Finnish has no articles like English “the” or “a/an”.
The bare noun koira can mean either “a dog” or “the dog”, depending on context.
- If the dog is already known from context, you’d translate it as “The dog is standing on the balcony.”
- If it’s the first time you mention it, you might translate it as “A dog is standing on the balcony.”
If you really want to make it clearly “that dog” or “this dog”, you can add a demonstrative:
- Se koira seisoo parvekkeella. – That dog is standing on the balcony.
- Tuo koira seisoo parvekkeella. – That dog (over there) is standing on the balcony.
Koira is in the nominative singular, which is the basic dictionary form and is used for the subject of the sentence.
- Koira seisoo parvekkeella. – The/A dog is standing on the balcony.
Koiran would be the genitive (often “of the dog” or “the dog’s”) or sometimes an object form:
- Koiran parveke – the dog’s balcony
- Näen koiran. – I see the dog.
Here, because “dog” is the subject that is doing the standing, nominative koira is correct.
The verb seisoo is the 3rd person singular, present tense of seisoa (to stand).
- seisoa – infinitive, to stand
- seison – I stand
- seisot – you (sing.) stand
- seisoo – he/she/it stands, the dog stands
Finnish has no separate “continuous” form like is standing, so seisoo can mean both:
- The dog stands on the balcony.
- The dog is standing on the balcony.
Context (and sometimes time adverbs like nyt – now) gives the nuance:
- Koira seisoo nyt parvekkeella. – The dog is standing on the balcony now.
The basic noun is parveke – balcony.
To express location “on / at” something, Finnish uses the adessive case, which has the ending -lla / -llä.
parveke + -lla → parvekkeella
This usually corresponds to English “on the balcony” (or “at the balcony” in some contexts).
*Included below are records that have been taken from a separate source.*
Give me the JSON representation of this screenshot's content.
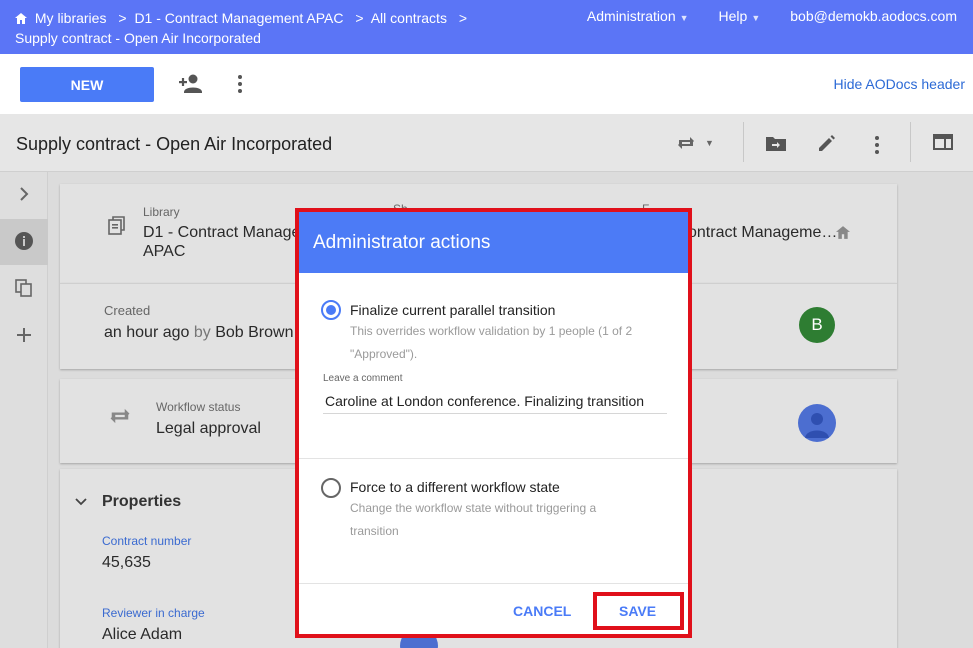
{
  "topbar": {
    "crumbs": [
      "My libraries",
      "D1 - Contract Management APAC",
      "All contracts"
    ],
    "crumb_separator": ">",
    "current_doc": "Supply contract - Open Air Incorporated",
    "admin_menu": "Administration",
    "help_menu": "Help",
    "user_email": "bob@demokb.aodocs.com"
  },
  "actionbar": {
    "new_label": "NEW",
    "hide_header_label": "Hide AODocs header"
  },
  "document": {
    "title": "Supply contract - Open Air Incorporated",
    "library_label": "Library",
    "library_value": "D1 - Contract Manage",
    "library_value_2": "APAC",
    "share_label_partial": "Sh",
    "folder_label_partial": "F",
    "folder_value": "ontract Manageme…",
    "created_label": "Created",
    "created_value": "an hour ago",
    "created_by": "by",
    "created_user": "Bob Brown",
    "avatar_initial": "B",
    "workflow_label": "Workflow status",
    "workflow_value": "Legal approval",
    "properties_title": "Properties",
    "contract_number_label": "Contract number",
    "contract_number_value": "45,635",
    "reviewer_label": "Reviewer in charge",
    "reviewer_value": "Alice Adam"
  },
  "modal": {
    "title": "Administrator actions",
    "option1_label": "Finalize current parallel transition",
    "option1_desc_line1": "This overrides workflow validation by 1 people (1 of 2",
    "option1_desc_line2": "\"Approved\").",
    "comment_label": "Leave a comment",
    "comment_value": "Caroline at London conference. Finalizing transition",
    "option2_label": "Force to a different workflow state",
    "option2_desc_line1": "Change the workflow state without triggering a",
    "option2_desc_line2": "transition",
    "cancel_label": "CANCEL",
    "save_label": "SAVE"
  },
  "colors": {
    "topbar": "#5b75f6",
    "primary": "#4a7bf7",
    "highlight": "#e0101a",
    "avatar_green": "#2e7d32"
  }
}
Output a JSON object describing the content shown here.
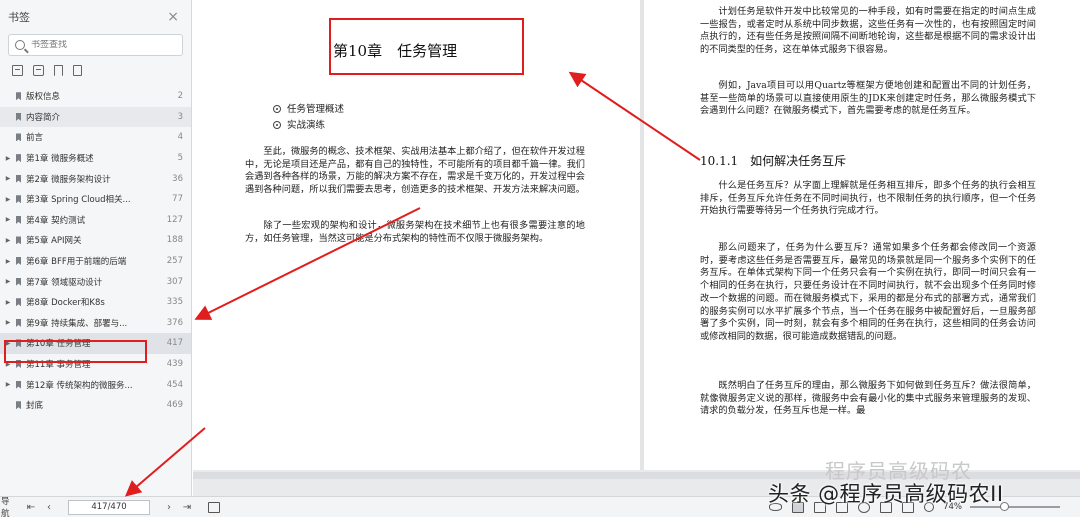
{
  "sidebar": {
    "title": "书签",
    "close_icon": "×",
    "search_placeholder": "书签查找",
    "items": [
      {
        "label": "版权信息",
        "page": "2",
        "arrow": false
      },
      {
        "label": "内容简介",
        "page": "3",
        "arrow": false
      },
      {
        "label": "前言",
        "page": "4",
        "arrow": false
      },
      {
        "label": "第1章 微服务概述",
        "page": "5",
        "arrow": true
      },
      {
        "label": "第2章 微服务架构设计",
        "page": "36",
        "arrow": true
      },
      {
        "label": "第3章 Spring Cloud相关...",
        "page": "77",
        "arrow": true
      },
      {
        "label": "第4章 契约测试",
        "page": "127",
        "arrow": true
      },
      {
        "label": "第5章 API网关",
        "page": "188",
        "arrow": true
      },
      {
        "label": "第6章 BFF用于前端的后端",
        "page": "257",
        "arrow": true
      },
      {
        "label": "第7章 领域驱动设计",
        "page": "307",
        "arrow": true
      },
      {
        "label": "第8章 Docker和K8s",
        "page": "335",
        "arrow": true
      },
      {
        "label": "第9章 持续集成、部署与...",
        "page": "376",
        "arrow": true
      },
      {
        "label": "第10章 任务管理",
        "page": "417",
        "arrow": true
      },
      {
        "label": "第11章 事务管理",
        "page": "439",
        "arrow": true
      },
      {
        "label": "第12章 传统架构的微服务...",
        "page": "454",
        "arrow": true
      },
      {
        "label": "封底",
        "page": "469",
        "arrow": false
      }
    ]
  },
  "left_page": {
    "chapter_title": "第10章　任务管理",
    "toc": [
      "任务管理概述",
      "实战演练"
    ],
    "para1": "至此，微服务的概念、技术框架、实战用法基本上都介绍了，但在软件开发过程中，无论是项目还是产品，都有自己的独特性，不可能所有的项目都千篇一律。我们会遇到各种各样的场景，万能的解决方案不存在，需求是千变万化的，开发过程中会遇到各种问题，所以我们需要去思考，创造更多的技术框架、开发方法来解决问题。",
    "para2": "除了一些宏观的架构和设计，微服务架构在技术细节上也有很多需要注意的地方，如任务管理，当然这可能是分布式架构的特性而不仅限于微服务架构。"
  },
  "right_page": {
    "para1": "计划任务是软件开发中比较常见的一种手段，如有时需要在指定的时间点生成一些报告，或者定时从系统中同步数据，这些任务有一次性的，也有按照固定时间点执行的，还有些任务是按照间隔不间断地轮询，这些都是根据不同的需求设计出的不同类型的任务，这在单体式服务下很容易。",
    "para2": "例如，Java项目可以用Quartz等框架方便地创建和配置出不同的计划任务，甚至一些简单的场景可以直接使用原生的JDK来创建定时任务，那么微服务模式下会遇到什么问题？在微服务模式下，首先需要考虑的就是任务互斥。",
    "section_title": "10.1.1　如何解决任务互斥",
    "para3": "什么是任务互斥？从字面上理解就是任务相互排斥，即多个任务的执行会相互排斥，任务互斥允许任务在不同时间执行，也不限制任务的执行顺序，但一个任务开始执行需要等待另一个任务执行完成才行。",
    "para4": "那么问题来了，任务为什么要互斥？通常如果多个任务都会修改同一个资源时，要考虑这些任务是否需要互斥，最常见的场景就是同一个服务多个实例下的任务互斥。在单体式架构下同一个任务只会有一个实例在执行，即同一时间只会有一个相同的任务在执行，只要任务设计在不同时间执行，就不会出现多个任务同时修改一个数据的问题。而在微服务模式下，采用的都是分布式的部署方式，通常我们的服务实例可以水平扩展多个节点，当一个任务在服务中被配置好后，一旦服务部署了多个实例，同一时刻，就会有多个相同的任务在执行，这些相同的任务会访问或修改相同的数据，很可能造成数据错乱的问题。",
    "para5": "既然明白了任务互斥的理由，那么微服务下如何做到任务互斥？做法很简单，就像微服务定义说的那样，微服务中会有最小化的集中式服务来管理服务的发现、请求的负载分发，任务互斥也是一样。最"
  },
  "statusbar": {
    "nav_label": "导航",
    "page_indicator": "417/470",
    "zoom": "74%",
    "zoom_level_fraction": 0.74
  },
  "watermark": {
    "top_text": "程序员高级码农",
    "main_text": "头条 @程序员高级码农II"
  },
  "colors": {
    "highlight_red": "#e01e1e",
    "sidebar_bg": "#f5f6f7",
    "active_item_bg": "#dfe2e6"
  }
}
So the whole sentence literally is something like:
Koira seisoo parvekkeella. → Dog stands on-the-balcony.
This is an example of a stem change that happens in many Finnish words when you add case endings.
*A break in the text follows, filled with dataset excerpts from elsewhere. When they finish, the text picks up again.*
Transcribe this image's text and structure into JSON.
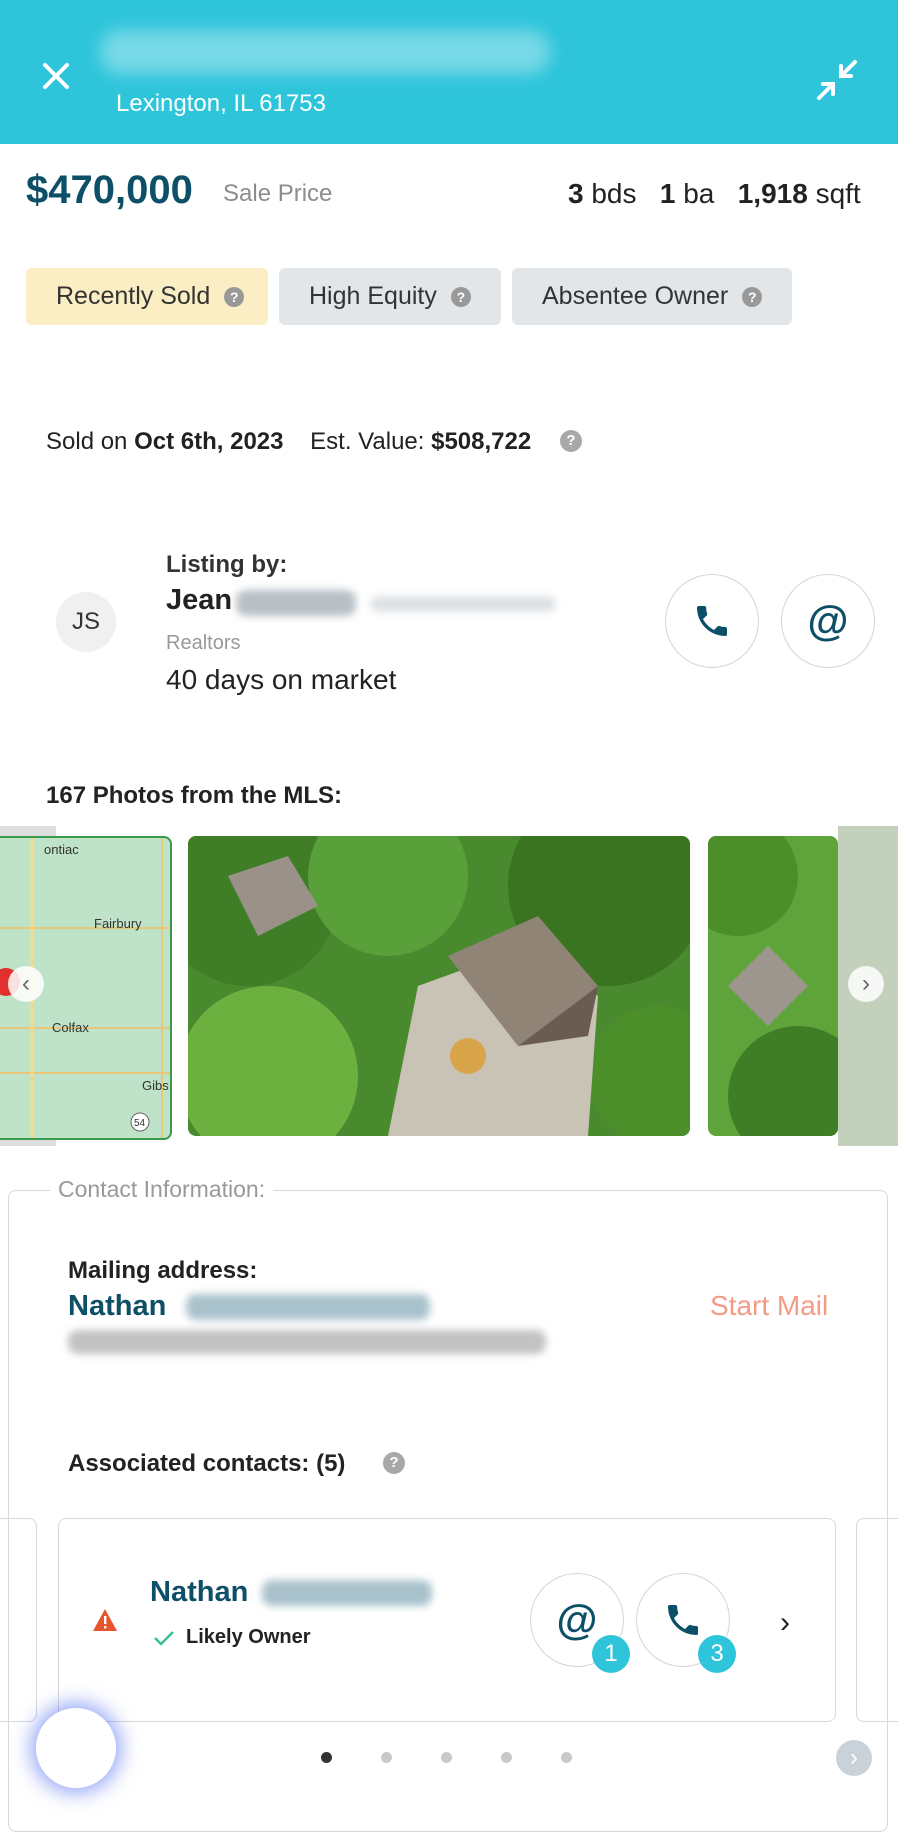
{
  "header": {
    "subtitle": "Lexington, IL 61753",
    "close_icon": "close-icon",
    "collapse_icon": "collapse-icon",
    "bg_color": "#2ec5db"
  },
  "summary": {
    "price": "$470,000",
    "price_label": "Sale Price",
    "beds_value": "3",
    "beds_unit": "bds",
    "baths_value": "1",
    "baths_unit": "ba",
    "sqft_value": "1,918",
    "sqft_unit": "sqft"
  },
  "tags": [
    {
      "label": "Recently Sold",
      "help": "?"
    },
    {
      "label": "High Equity",
      "help": "?"
    },
    {
      "label": "Absentee Owner",
      "help": "?"
    }
  ],
  "sale": {
    "sold_prefix": "Sold on",
    "sold_date": "Oct 6th, 2023",
    "est_label": "Est. Value:",
    "est_value": "$508,722",
    "help": "?"
  },
  "listing": {
    "avatar_initials": "JS",
    "heading": "Listing by:",
    "agent_first_name": "Jean",
    "brokerage_type": "Realtors",
    "days_on_market": "40 days on market"
  },
  "photos": {
    "heading": "167 Photos from the MLS:",
    "map_labels": [
      "ontiac",
      "Fairbury",
      "Colfax",
      "Gibs",
      "54"
    ]
  },
  "contact": {
    "legend": "Contact Information:",
    "mailing_heading": "Mailing address:",
    "mailing_first_name": "Nathan",
    "start_mail": "Start Mail",
    "associated_heading": "Associated contacts: (5)",
    "help": "?",
    "card": {
      "first_name": "Nathan",
      "status": "Likely Owner",
      "email_count": "1",
      "phone_count": "3"
    },
    "pagination": {
      "total": 5,
      "active": 1
    }
  },
  "colors": {
    "accent": "#2ec5db",
    "brand_dark": "#0e4f68",
    "start_mail": "#f59a84",
    "warning": "#e8552d",
    "check": "#3bbf8a"
  }
}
- Nominative (dictionary form): parveke – balcony
- Stem for cases: parvekke-
- Adessive: parvekkeella – on the balcony
You don’t add an extra k by rule yourself; you just have to learn that the stem of parveke is parvekke-. Many words in -ke behave like this:
- huone → huoneessa (in the room, different pattern)
- perhonen → perhosen / perhoseen (butterfly’s / into the butterfly)
So, think: parveke → parvekke- + -lla = parvekkeella.
Parvekkeella is normally understood as “on the balcony” (in the sense of being out on it, standing there).
Finnish distinguishes:
- parvekkeella – adessive: on/at the balcony (on its surface/area)
- parvekkeessa – inessive: in the balcony (physically inside something; this is rarely used for a balcony in everyday speech, because a balcony is open, not enclosing you like a room)
So in natural English, parvekkeella almost always translates as “on the balcony.”
Finnish uses a three-case system for “on / onto / from” with the -lla series:
- on / at the balcony: parvekkeella (adessive, -lla)
- onto / to the balcony: parvekkeelle (allative, -lle)
- from off / from the balcony: parvekkeelta (ablative, -lta)
Examples:
- Koira juoksee parvekkeelle. – The dog runs onto the balcony.
- Koira hyppää parvekkeelta. – The dog jumps from the balcony.
- Koira seisoo parvekkeella. – The dog is standing on the balcony.
Yes, Parvekkeella seisoo koira is correct, but the focus shifts.
Koira seisoo parvekkeella.
– Neutral subject–verb–place order. More like The dog is standing on the balcony.Parvekkeella seisoo koira.
– Starts with the place, feels more like On the balcony, there is a dog standing.
This often introduces a new or unexpected dog: “There’s a dog (standing) on the balcony.”
So both are grammatical; the second is closer to an existential “there is a dog” structure.
To simply state existence/location, Finnish usually uses olla (to be):
- Parvekkeella on koira. – There is a dog on the balcony.
Compare:
- Parvekkeella on koira. – Focus on the existence/location of a dog there.
- Parvekkeella seisoo koira. – Focus on the action of standing; suggests what the dog is doing, not just that it exists there.
You need to make both the subject and the verb plural:
- Singular: Koira seisoo parvekkeella. – The dog is standing on the balcony.
- Plural: Koirat seisovat parvekkeella. – The dogs are standing on the balcony.
Changes:
- koira → koirat (plural nominative)
- seisoo → seisovat (3rd person plural present of seisoa)
Finnish generally has only a simple present form, which covers both:
- habitual actions (The dog stands on the balcony every day.)
- ongoing actions (The dog is standing on the balcony right now.)
So Koira seisoo parvekkeella can be translated as either:
- The dog stands on the balcony.
- The dog is standing on the balcony.
If it’s important to show that the action is happening right now, you usually add a time word:
- Koira seisoo nyt parvekkeella. – The dog is standing on the balcony now.
There is also a special “-massa” form (on seisomassa parvekkeella), but that adds a more nuanced meaning (being in the process of standing/doing that activity) and is not needed in the basic sentence.
Normally, no. In Finnish you usually keep the noun subject, especially for third person.
- Seison parvekkeella. – I am standing on the balcony. (subject is in the verb ending -n)
- Seisoo parvekkeella. – grammatically has a 3rd person subject “he/she/it”, but without a noun or pronoun it sounds incomplete unless the subject is extremely clear from context (like a caption under a picture).
In normal, clear sentences you would say:
- Koira seisoo parvekkeella. – The dog is standing on the balcony.
Key points:
- Stress is always on the first syllable of each word:
- KOI-ra SEI-soo PAR-vek-keel-la
- Double consonants (kk) are held longer than a single consonant:
- parvekkeella – the kk is noticeably longer than the k in parveke.
- Double vowels (oo, ee) are also long:
- seisoo – the oo is held longer than in a short vowel.
- parvekkeella – ee and aa are long.
If you pronounce both double consonants and double vowels clearly longer, you’ll sound much more natural in Finnish.